H2 and CO2 Evolution by Anaerobically Adapted Chlamydomonas reinhardtii F-60

Abstract

Using manometric and enzymic techniques, H₂ and CO₂ evolution in darkness and light has been studied in the green alga Chlamydomonas reinhardtii F-60. F-60 is a mutant strain characterized by an incomplete photosynthetic carbon reduction cycle but an intact electron transport chain. In the dark, starch was broken down, and H₂ and CO₂ was released. The uncoupler, carbonyl cyanide m-fluorophenylhydrazone with an optimum concentration of 5 to 10 micromolar, increased the rate of CO₂ release and starch breakdown but depressed H₂ formation. It was suggested that carbonyl cyanide m-fluorophenylhydrazone increased the rate of starch breakdown by making the chloroplast membrane permeable to H⁺, removing a rate-limiting step, and leading to an altered fermentative pattern. Photoevolution of H₂ and CO₂, but not starch breakdown, was stimulated by acetate. Maximum stimulation occurred at concentrations from 1 to 10 millimolar. Carbonyl cyanide m-fluorophenylhydrazone stimulated starch breakdown and CO₂ and H₂ release in the light, but not to the extent of acetate.
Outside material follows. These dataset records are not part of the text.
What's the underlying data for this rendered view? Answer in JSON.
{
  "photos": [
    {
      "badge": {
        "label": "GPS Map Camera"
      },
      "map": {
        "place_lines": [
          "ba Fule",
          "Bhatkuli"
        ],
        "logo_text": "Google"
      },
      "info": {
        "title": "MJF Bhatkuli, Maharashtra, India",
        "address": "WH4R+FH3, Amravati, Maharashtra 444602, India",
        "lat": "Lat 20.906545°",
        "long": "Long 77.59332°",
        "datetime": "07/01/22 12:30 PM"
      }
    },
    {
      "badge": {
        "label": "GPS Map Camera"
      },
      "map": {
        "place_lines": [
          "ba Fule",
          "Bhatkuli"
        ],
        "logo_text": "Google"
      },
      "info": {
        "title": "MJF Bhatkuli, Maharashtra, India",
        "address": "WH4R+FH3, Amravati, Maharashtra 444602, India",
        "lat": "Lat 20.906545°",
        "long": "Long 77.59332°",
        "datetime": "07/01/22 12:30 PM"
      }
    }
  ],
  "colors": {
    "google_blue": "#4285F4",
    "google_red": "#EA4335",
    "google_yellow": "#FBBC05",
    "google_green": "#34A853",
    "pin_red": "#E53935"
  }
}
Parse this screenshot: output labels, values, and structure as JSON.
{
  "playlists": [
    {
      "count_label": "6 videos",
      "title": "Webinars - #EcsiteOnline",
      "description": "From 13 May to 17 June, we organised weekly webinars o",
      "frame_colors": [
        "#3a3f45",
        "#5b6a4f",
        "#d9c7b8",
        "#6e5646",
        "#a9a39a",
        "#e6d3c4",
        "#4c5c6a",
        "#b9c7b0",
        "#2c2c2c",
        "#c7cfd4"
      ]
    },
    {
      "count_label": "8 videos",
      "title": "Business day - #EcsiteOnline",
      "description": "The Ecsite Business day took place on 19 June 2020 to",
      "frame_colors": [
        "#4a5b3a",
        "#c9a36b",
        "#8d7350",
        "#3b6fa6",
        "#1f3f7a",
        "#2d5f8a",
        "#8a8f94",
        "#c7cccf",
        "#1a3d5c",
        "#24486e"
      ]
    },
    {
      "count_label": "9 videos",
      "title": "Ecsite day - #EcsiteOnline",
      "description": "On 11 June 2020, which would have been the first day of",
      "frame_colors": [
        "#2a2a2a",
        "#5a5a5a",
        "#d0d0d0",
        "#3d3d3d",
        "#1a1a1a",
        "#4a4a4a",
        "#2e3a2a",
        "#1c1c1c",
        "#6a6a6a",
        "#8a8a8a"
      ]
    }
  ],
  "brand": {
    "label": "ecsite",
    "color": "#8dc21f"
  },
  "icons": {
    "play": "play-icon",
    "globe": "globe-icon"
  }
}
Inasmuch as the uptake and subsequent metabolism of acetate required ATP, it was suggested that acetate, like carbonyl cyanide m-fluorophenylhydrazone, stimulated H₂ photoproduction by removing ATP which limited the sequence of reactions. The contribution of photosystem II to the photoproduction of H₂, as judged from the effect of 10 micromolar 3-(3,4-dichlorophenyl)-1, 1-dimethylurea, was at least 80%. CO₂ photoevolution increased linearly with time, but H₂ photoevolution occurred in two phases: a rapid initial phase followed by a second slower phase. The rate of H₂ release increased hyperbolically with light intensity, but the rate of CO₂ production tended to level off and decrease with increasing light intensity, up to 145 watts per square meter. It was proposed that a changing CO₂ and H₂ ratio is the result of interaction between the carbon and hydrogen metabolism and the photosynthetic electron transport chain.